I consider it wise to get as clear as possible (i.e., a thorough, conscious sense of "the lay of the land") to decode whether your breakup was a simple matter of "bad timing" or whether you need more information to determine your course forward. Have you both grown as a result of the breakup? If reconciliation is on the table, what is going to be different this time? As Albert Einstein allegedly once observed, "The definition of insanity is doing the same thing over and over again and expecting a different result."
Whether on your own or with the help of a professional, pay close attention to what slips easily into place and what feels natural. Mind your body and the signals you get, both when you're around him and when you're on your own. Tap in deeply: are you anxious or scattered around him? Do you feel drained? Are you happy and content, and do you breathe easily while you're with him? Do you feel at peace... or not so much?

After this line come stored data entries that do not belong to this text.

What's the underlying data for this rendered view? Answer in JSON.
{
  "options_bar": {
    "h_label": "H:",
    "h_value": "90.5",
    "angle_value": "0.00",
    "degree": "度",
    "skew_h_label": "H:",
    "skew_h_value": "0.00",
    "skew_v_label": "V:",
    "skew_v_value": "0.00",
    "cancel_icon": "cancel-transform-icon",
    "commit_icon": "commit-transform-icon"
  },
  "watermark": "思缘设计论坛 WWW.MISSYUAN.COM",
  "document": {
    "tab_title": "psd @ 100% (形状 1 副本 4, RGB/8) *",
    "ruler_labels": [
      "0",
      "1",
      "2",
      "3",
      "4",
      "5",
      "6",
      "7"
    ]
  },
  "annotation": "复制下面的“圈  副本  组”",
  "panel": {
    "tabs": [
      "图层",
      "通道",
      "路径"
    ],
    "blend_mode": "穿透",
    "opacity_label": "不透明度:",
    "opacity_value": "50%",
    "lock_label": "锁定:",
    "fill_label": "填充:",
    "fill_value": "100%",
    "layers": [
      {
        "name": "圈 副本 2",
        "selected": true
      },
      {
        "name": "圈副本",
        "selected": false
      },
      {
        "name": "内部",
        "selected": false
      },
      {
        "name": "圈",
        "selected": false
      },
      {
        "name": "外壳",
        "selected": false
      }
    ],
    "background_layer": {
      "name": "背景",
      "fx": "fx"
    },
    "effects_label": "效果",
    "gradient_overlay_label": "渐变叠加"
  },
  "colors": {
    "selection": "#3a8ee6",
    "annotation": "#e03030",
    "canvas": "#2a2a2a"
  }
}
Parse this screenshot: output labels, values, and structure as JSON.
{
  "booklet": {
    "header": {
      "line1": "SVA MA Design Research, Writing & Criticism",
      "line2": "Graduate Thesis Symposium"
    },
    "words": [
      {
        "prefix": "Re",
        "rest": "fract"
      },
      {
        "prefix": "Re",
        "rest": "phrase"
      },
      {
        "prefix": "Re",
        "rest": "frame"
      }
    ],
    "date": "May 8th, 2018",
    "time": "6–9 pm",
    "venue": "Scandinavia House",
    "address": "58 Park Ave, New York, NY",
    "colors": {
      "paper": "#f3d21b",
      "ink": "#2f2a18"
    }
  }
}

Do you feel loved, supported, heard, free, trusted, enough? Listen with your whole being as you respond to these important questions.
In the healing arts, we work on the body to release old trauma... but such work can also reveal a lot about your "true north" and whether or not this relationship is a "right fit." Often enough, your body just knows what you may not know how to explain. I cannot emphasize this point enough: pay attention to how you feel.
Sometimes, when I'm in a challenging situation and want to know whether to move forward or change course, I pray: "God (Universe, whatever Higher Power you choose), what would you have me do now and what would you have me learn from this relationship? Help me understand its purpose and direction. Please give me the strength and clarity to change course, if I need to."
The man in my parents' kitchen didn't end up being "Mr. Warren." After reconnecting, we dated long enough to both realize that, although we loved each other, our vision of a long-term relationship was different enough that we needed to part and find what we each were seeking. My disappointment he and I didn't marry doesn't overshadow the transformation I experienced and the truly cherishable benefits of our time together.
Clean up your unfinished business, Intrepid One! You never know who might show up!